Despite having the most liberalised telecommunications sector in the Middle East, JTG has seen its revenues slip over the past few years from 401.4 million Jordanian dinars in 2008 to 396.4m dinars last year.
JTG's business has been hit by the influx of three other competitors in the local mobile market, now the most lucrative business for telecoms operators generally, which has driven calling rates lower, said a recent report by Rasmala Investment Bank.
JTG operates the mobile service Orange Telecom as well as Jordan Telecom, which handles the company's fixed-line operations.
France Telecom is JTG's main shareholder with 51 per cent of the company, while various Jordanian institutions hold 32 per cent and Noor Telecom owns 10 per cent. The remaining 7 per cent is publicly traded.
JTG is the second-largest mobile operator in Jordan with 29 per cent of the market, behind Zain Jordan, which has a 43 per cent share.

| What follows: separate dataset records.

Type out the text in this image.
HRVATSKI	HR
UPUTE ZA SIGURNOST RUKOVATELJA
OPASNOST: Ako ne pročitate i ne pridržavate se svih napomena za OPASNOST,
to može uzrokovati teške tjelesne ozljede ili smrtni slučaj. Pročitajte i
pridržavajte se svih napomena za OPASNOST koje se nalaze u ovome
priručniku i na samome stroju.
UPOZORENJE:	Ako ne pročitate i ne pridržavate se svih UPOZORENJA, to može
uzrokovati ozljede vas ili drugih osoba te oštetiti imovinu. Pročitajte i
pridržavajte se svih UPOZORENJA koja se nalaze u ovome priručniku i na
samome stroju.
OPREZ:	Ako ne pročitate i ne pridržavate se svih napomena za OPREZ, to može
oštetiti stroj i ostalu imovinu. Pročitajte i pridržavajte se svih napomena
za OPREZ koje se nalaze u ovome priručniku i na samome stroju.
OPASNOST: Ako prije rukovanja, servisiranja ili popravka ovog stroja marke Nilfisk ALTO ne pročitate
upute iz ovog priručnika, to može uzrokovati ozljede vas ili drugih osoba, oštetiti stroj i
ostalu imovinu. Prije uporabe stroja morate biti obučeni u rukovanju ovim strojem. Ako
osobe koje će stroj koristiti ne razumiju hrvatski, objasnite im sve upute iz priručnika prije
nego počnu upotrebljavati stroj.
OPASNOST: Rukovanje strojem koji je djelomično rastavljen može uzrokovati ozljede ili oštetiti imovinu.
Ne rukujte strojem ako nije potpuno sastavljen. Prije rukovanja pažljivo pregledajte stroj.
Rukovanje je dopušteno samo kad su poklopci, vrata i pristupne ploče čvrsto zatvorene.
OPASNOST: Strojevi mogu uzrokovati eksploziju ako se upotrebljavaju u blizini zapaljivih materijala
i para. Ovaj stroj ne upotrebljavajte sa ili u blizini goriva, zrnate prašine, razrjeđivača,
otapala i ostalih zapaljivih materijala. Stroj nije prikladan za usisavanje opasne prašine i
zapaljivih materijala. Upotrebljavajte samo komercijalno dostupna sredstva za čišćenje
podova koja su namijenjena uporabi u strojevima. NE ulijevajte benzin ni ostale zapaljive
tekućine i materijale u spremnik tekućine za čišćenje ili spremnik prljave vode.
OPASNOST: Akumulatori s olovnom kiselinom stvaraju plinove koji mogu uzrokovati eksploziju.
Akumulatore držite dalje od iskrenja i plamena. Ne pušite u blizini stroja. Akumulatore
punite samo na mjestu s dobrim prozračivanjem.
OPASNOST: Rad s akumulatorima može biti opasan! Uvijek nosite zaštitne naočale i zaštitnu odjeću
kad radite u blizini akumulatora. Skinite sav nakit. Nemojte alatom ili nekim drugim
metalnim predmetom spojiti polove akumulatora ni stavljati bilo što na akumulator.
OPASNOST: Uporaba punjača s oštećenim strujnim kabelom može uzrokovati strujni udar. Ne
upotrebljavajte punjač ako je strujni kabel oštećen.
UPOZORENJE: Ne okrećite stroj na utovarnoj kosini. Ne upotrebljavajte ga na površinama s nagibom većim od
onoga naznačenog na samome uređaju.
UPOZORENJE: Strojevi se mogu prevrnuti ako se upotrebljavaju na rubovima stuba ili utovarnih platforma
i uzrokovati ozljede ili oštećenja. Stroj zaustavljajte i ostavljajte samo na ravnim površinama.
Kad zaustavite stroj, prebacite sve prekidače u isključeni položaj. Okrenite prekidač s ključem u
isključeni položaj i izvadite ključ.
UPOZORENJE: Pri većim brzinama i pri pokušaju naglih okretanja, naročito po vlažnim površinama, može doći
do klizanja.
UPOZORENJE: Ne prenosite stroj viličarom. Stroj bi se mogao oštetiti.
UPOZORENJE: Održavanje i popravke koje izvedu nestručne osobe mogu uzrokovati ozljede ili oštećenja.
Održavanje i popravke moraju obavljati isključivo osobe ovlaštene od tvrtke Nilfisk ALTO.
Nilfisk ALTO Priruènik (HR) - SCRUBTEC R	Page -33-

Umniah, which is owned by Batelco, has 27 per cent of the market while XPress is at 1 per cent.
Rasmala initiated coverage of JTG on Tuesday with a "sell" recommendation and a 12-month target of 4.43 dinars.
Shrouk Diab, a telecoms analyst with Rasmala, said: "With the wireless segment of the Jordanian market almost at saturation levels, we believe that future growth will be correlated with growth in the internet and data segment.
"With its cash and know-how, JTG seems in a good position to take advantage of opportunities that may arise, all of which should provide some stability to the company's revenues."
However, Ms Diab forecasts the company's revenue growth to be just 1 per cent over the next four years.
"We believe that cost efficiency, at the operational level in particular, will be the main driver of bottom-line growth over the next few years," she said.